Terminator 3 – Rebellion der Maschinen
Terminator 3: Rise of the Machines | Deutschland/USA/Großbritannien | 2003
IMDb, OFDb, Schnittberichte

Ohne Frage: Zwölf Jahre nach TERMINATOR 2 – TAG DER ABRECHNUNG (1991), einem der größten Action-Blockbuster aller Zeiten, dessen Nachfolger inszenieren zu dürfen/müssen, ist eine Bürde. Eine übergroße. Eine, bei der Regisseur Jonathan Mostow von vorneherein klar gewesen sein dürfte, dass er nur versagen kann. Der Mann muss bei den Dreharbeiten bereits gehört haben, wie Kritiker und Fans die Messer wetzen. In diesem Lichte betrachtet muss man es Mostow und seinen Drehbuchautoren eigentlich hoch anrechnen, dass sie es augenscheinlich gar nicht versucht haben, die Vorgänger zu übertreffen oder auch nur weiterzuführen – sie verlagern sich schlicht darauf, Schwarzenegger einen weiteren Auftritt in seiner Paraderolle zu liefern und die bisherigen Auftritte zu referenzieren.

Dementsprechend kommt einem die Geschichte auch sehr vertraut vor: Während John Connor (Nick Stahl) mittlerweile ohne gesellschaftliche Bindungen oder verfolgbare Identität durch den Großraum Los Angeles treibt, erreicht die Terminatrix T-X (Kristanna Loken) nach ihrer Zeitreise die Stadt. Sie soll John und dessen zukünftige Gattin Katherine Brewster (Claire Danes) töten. Um das zu verhindern, sendet die Résistance der Zukunft den verbesserten T-850 (Arnold Schwarzenegger), der die beiden beschützen soll – dem T-X allerdings heillos unterlegen ist.

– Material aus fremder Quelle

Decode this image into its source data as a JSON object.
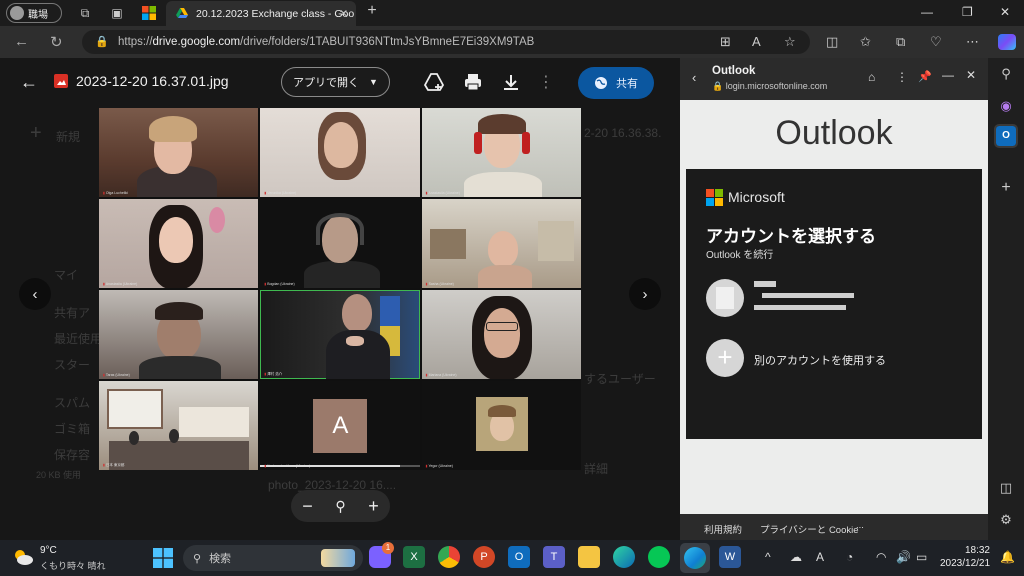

Um gar nicht erst in die Gefahr zu geraten, sich mit den Vorgängern messen zu müssen, macht Mostow schon in den ersten Minuten deutlich, dass er höfliche Distanz zu wahren gedenkt. Er führt Kristanna Lokens T-X mit ein paar Gags ein und macht sie so eher zu einer Parodie auf Robert Patricks T-1000. Dass der T-X auch über die gleiche Morph-Fähigkeit verfügt und sich lediglich durch seinen Waffenarm unterscheidet, unterstreicht diese Idee. Deutlicher noch wird der parodische Charakter aber bei Arnies Ankunft. Der läuft auf der Suche nach Kleidung, Waffe und Fahrzeug nämlich erneut in einer vermeintliche Truckerkneipe, nur um sich in einer „Girls Night“ mit Stripper wiederzufinden; dessen Sachen er sich natürlich schnappt und dessen Sternchen-Brille er probiert. Einen ehemaligen Killer, eine eiskalte Maschine derart einzuführen reicht völlig aus, um den folgenden Film – der sich danach in Sachen Gags deutlich zurücknimmt – zu prägen.

Und wenn einem das bewusst ist, dass unterhält der Streifen eigentlich recht gut. Die Actionszenen, allen voran der Verfolgung mit dem Kranwagen, sind brachial, abwechslungsreich und recht ordentlich gealtert. Der T-850 macht halt dabei er immer macht: er ballert, er analysiert nüchtern und bietet ein paar flapsige Kommentare. So wird er zum Hauptdarsteller, auch weil Nick Stahl John und Claire Danes Katherine diesen Job augenscheinlich verweigern. Stahl fügt Edward Furlongs Darbietung nichts mehr hinzu (hat aber immerhin ein paar schmissige Monologe), Danes bleibt sogar völlig beliebig. In den letzten Minuten entwickelt der Film dann sogar etwas Gewicht und präsentiert ein düsteres Ende, welches sogar eine nette Wendung bereithält. Dass ändert zwar auch nichts daran, dass der Streifen eigentlich nur ein Nobrain-Actioner im Gewand eines Klassikers ist – aber da er auch gar nicht mehr sein möchte, sollte man ihm genau das auch nicht zu Vorwurf machen, sondern sich einfach gut unterhalten lassen. Das kann der Film nämlich.